In the emerging apartheid studies framework, race is important only secondarily. Apartheid, being a domain of an interface, uses anything that it finds handy, race included. Apartheid can use any interface,  beyond just race. It also relies less and less on race.


Stelios Stylianou's Reply to Nyasha Mboti's Opening Statement


In the course of this forum, we have presented opening statements to set a ground for exchanging ideas.  I have been thinking about these opening statements as points of departure rather than mature texts to be evaluated for completeness or correctness.  With this in mind, I have read your opening statement, dear Nyasha, as a brief introduction to apartheid studies, which includes some connections to fandom.  In replying, my intention is to present an opportunity for elaboration on some issues in an open and creative way.


(1) Your text presents the grand concept of apartheid, introduces a whole new field of study, apartheid studies, and is, at the same time, an academic manifesto.  It is broadly about inequality, one of the central axes of sociological thinking.  Your conceptualization falls within the conflict paradigm, whereby society is a field of conflicting interests, political, economic, and symbolic, with the conflicting parties mobilizing every means available to sustain and promote their power.  You place the theoretical subject in the broader area of the study of social change as well, by distinguishing between the "caterpillar" and the "butterfly" versions of apartheid.  This corresponds to structural dimensions such as those defined around gender, race, ethnicity, citizenship, and so on, where theoretical analyses and normative debates have existed for many decades.  I see, in your conceptualization, a clear way to understand (and explain to my students—thank you!) the difference between overt (or old-fashioned) and institutionalized discrimination.  These are narrower concepts to be fair, but they are of the same analytic nature.  Indeed, your "life goes on" concept is an excellent way to represent the consolidation of oppression, where inequality has been legitimized and normalized. Could you please comment on these thoughts. 


(2) In this respect, although not necessarily related to fandom—but you may make the connection—I am particularly interested to see a more elaborate definition of forensic apartheid studies.  As a criminologist by training, I am interested to know more about how forensic science is used in comparative-historical sociological analysis and in cultural studies, particularly in the context of apartheid studies.  Can we say that apartheid studies is a form of criminal investigation into history; the crime being apartheid and the task being to prove that harm has been done and that there is a guilty offender? 


(3) Turing to fandom, I think that you are making some connections which are worthwhile and I would like to see some elaboration.  I would be interested to read your thoughts about how fandom is defined in a society with stark inequalities and discrete social classes, a dual peripheral economy, if I may use the concept form World Systems Theory.  Whether we analytically stay within one African society or take Africa as the society of reference, we seem to be talking about two separate worlds, the elite and the rest; hence, your decimalization thesis.  There seems to be no middle class, in any case not a visible, let alone powerful enough, middle class, and this makes the fandom landscape uniquely interesting to start with.  Could you please tell us a little bit more about the fandom aspect of decimalization; and, if space permits, a little bit about football fandom in particular?

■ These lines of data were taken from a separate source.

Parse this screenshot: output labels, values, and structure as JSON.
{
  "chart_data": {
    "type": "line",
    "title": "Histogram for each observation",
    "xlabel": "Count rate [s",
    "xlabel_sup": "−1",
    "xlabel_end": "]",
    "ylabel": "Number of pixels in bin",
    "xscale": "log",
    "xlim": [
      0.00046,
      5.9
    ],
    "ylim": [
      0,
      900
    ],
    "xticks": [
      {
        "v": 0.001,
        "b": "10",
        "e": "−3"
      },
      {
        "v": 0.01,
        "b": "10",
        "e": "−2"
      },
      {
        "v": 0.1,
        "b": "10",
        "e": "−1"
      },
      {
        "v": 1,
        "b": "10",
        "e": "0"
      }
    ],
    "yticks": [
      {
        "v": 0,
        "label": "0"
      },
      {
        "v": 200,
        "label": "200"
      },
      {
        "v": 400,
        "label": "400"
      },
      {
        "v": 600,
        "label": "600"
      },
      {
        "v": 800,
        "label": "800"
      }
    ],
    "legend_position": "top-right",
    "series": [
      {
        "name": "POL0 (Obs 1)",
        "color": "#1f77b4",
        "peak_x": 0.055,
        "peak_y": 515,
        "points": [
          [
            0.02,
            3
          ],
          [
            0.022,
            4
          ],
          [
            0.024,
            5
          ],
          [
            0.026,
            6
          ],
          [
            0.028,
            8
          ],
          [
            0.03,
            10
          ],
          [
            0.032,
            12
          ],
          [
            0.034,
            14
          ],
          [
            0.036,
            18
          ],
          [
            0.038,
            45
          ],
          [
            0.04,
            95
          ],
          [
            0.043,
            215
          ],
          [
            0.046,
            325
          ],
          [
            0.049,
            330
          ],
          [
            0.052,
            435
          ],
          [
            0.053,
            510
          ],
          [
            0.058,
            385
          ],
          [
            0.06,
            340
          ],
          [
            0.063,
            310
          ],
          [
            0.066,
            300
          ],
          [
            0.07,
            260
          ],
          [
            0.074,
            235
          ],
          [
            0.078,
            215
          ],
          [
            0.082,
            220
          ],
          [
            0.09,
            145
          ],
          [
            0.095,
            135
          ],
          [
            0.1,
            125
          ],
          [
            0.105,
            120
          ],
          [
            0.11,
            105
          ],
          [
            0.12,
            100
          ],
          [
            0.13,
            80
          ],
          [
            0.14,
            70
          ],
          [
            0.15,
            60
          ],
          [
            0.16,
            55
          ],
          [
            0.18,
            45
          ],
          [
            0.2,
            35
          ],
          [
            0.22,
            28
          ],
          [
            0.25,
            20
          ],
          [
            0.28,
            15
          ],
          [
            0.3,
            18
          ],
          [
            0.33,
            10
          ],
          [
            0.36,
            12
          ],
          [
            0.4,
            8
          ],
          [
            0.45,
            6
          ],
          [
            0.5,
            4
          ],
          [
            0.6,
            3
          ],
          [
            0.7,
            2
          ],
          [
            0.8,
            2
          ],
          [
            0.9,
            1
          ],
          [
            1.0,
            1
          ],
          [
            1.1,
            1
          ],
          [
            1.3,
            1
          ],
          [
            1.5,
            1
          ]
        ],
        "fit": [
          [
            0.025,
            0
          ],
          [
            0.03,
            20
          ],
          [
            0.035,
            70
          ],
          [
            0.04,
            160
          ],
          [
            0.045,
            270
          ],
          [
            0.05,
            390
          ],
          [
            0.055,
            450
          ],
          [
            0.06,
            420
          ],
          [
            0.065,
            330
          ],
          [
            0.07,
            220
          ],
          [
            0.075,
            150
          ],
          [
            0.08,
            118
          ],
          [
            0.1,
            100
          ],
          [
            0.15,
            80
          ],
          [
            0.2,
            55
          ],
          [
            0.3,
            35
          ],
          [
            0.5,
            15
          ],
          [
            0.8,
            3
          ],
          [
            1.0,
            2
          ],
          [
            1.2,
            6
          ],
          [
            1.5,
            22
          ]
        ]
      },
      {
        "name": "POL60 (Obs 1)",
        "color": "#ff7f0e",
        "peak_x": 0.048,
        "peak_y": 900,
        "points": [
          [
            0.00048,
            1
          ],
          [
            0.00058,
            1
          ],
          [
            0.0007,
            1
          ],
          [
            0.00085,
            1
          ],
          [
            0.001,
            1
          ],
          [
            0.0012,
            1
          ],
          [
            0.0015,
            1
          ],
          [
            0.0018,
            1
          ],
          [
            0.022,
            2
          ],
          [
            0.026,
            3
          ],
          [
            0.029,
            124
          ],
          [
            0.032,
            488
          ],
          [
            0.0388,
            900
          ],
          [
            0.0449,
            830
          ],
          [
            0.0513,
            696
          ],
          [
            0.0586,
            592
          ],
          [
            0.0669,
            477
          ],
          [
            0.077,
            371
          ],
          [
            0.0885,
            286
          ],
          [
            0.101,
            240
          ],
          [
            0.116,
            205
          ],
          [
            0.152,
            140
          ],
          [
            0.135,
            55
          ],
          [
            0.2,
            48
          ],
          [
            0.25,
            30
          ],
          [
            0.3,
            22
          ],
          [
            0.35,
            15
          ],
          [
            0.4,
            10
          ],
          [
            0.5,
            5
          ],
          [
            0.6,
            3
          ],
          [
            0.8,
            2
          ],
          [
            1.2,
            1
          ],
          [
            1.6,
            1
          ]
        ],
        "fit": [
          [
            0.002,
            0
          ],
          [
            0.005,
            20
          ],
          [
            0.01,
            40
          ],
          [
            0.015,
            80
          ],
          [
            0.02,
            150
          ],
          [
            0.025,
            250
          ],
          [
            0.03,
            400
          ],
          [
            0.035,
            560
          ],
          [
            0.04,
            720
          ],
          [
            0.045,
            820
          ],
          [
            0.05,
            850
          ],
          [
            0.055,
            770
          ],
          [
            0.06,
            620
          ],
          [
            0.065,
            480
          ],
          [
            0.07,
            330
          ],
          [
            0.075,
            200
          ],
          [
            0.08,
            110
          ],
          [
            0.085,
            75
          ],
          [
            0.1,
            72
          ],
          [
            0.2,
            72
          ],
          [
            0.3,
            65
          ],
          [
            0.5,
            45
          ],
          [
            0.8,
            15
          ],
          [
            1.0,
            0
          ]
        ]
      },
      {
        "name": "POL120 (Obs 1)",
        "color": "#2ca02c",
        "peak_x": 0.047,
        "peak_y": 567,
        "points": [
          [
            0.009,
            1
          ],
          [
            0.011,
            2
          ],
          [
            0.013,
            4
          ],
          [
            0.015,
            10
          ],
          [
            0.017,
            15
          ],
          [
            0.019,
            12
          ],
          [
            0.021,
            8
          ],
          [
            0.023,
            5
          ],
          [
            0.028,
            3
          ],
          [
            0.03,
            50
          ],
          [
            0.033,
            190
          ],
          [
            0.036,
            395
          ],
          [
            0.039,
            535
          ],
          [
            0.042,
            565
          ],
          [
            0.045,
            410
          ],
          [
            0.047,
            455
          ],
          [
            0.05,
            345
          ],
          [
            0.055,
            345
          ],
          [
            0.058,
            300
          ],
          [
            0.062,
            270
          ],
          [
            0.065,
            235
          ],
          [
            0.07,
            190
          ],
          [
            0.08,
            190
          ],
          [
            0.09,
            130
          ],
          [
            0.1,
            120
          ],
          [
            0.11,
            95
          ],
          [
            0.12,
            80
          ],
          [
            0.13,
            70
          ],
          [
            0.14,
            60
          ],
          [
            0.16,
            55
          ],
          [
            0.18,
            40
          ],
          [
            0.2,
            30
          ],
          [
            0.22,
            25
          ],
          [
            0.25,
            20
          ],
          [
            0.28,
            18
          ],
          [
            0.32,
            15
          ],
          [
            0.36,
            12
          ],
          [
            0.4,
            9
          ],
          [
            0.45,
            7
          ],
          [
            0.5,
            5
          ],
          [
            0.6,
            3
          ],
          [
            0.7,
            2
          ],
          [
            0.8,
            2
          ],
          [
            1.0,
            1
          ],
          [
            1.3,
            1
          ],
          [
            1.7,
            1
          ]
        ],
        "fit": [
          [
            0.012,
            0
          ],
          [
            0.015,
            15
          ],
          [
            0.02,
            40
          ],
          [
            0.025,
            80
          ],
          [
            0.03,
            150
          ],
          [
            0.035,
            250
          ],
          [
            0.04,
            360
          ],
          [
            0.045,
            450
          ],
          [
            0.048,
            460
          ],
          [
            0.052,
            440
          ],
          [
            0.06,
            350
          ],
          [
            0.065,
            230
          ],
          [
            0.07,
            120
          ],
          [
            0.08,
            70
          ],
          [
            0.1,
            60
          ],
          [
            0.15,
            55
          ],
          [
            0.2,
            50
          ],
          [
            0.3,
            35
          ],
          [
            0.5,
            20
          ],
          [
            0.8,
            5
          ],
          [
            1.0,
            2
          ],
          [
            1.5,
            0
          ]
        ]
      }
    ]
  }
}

Can we juxtapose this fandom landscape with, say contemporary Western European Societies, where a large and mature middle class exists? 


(4) Finally, my observations on the masculinist discourse in my own studies, seem to echo your comment on continuity and change ("the more things change the more they remain the same") in 21st century Africa.  The shift from hegemonic toward more inclusive masculinities and from rigid to more relaxed patriarchal structures that has been happening in the Global North at surface level does not seem to have effectively reached deeper cultural tiers.  So, could you please briefly comment on the role of gender and masculinity with respect to fandom in decimalized societies?